On Behalf of | Aug 6, 2019 | Real Estate Transactions |

A city booming with employment prospects and rising real estate values should be something a city should celebrate, and others should envy. For Denver residents, specifically soon-to-be or existing homeowners, the rewards of this significant growth may be overshadowed by the risks.

Real estate experts use terms like “remarkable” to describe Denver’s transformation from a city with affordable homes to one with high-priced dwellings. Rising home values is usually good news. However, many houses are priced to unaffordable levels for many residents of the Mile-High City.

The current median home price alone is five times the median income for a household. That disparity is not stopping prospective Denver homeowners from gambling with debt to income ratios.

While mortgage rates have dropped nationwide, the debt-to-income burden is smaller in almost every major city in the country. Denver is the exception. Mortgage payments are returning to pre-2008 housing bubble levels.
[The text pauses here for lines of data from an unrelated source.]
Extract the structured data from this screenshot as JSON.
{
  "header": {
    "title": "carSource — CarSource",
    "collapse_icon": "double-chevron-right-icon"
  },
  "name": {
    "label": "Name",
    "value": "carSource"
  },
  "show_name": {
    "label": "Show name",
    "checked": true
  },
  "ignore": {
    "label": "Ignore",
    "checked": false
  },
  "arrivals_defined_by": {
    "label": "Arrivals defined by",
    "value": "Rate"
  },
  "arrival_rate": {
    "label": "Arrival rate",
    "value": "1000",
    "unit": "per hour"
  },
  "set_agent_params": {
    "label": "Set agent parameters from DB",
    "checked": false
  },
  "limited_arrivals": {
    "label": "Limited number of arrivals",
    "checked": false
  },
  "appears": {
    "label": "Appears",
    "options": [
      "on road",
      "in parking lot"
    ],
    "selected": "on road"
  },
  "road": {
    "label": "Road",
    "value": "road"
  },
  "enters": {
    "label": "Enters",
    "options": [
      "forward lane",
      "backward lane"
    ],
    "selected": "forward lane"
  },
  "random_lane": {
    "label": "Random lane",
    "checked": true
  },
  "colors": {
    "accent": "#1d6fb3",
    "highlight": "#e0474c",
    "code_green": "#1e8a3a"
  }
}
Many point to the growing number of employers in Denver. While it is a “problem” every city would love to have, the more people who choose to relocate causes the number of available homes to dwindle. A lack of supply drives up prices. A seller benefits while a buyer faces the possibility of taking on a higher financial burden than originally planned just to put a roof over their head.

A mortgage payment that accounts for 30 percent of a family’s income resides in the “burdensome” category. Many Denver residents living in median-priced homes are at 31 percent, an alarming number that currently shows no sign of going down. The risks may go beyond what individual homeowners will pay, impacting the overall housing market.

Some suggest that when it comes to the square footage of a home, perhaps bigger is not better. As prices rise, the size of homes has skyrocketed as well. The 1950s saw dwellings averaging just shy of 1,000 square feet. Today’s homeowners demand three times that size. A return to smaller homes on less acreage would address both the supply and cost problems.

Whether prospective homeowners are building or purchasing an established dwelling, an experienced real estate attorney can help to facilitate the process, provide insight into the risks, and ensure a successful transaction.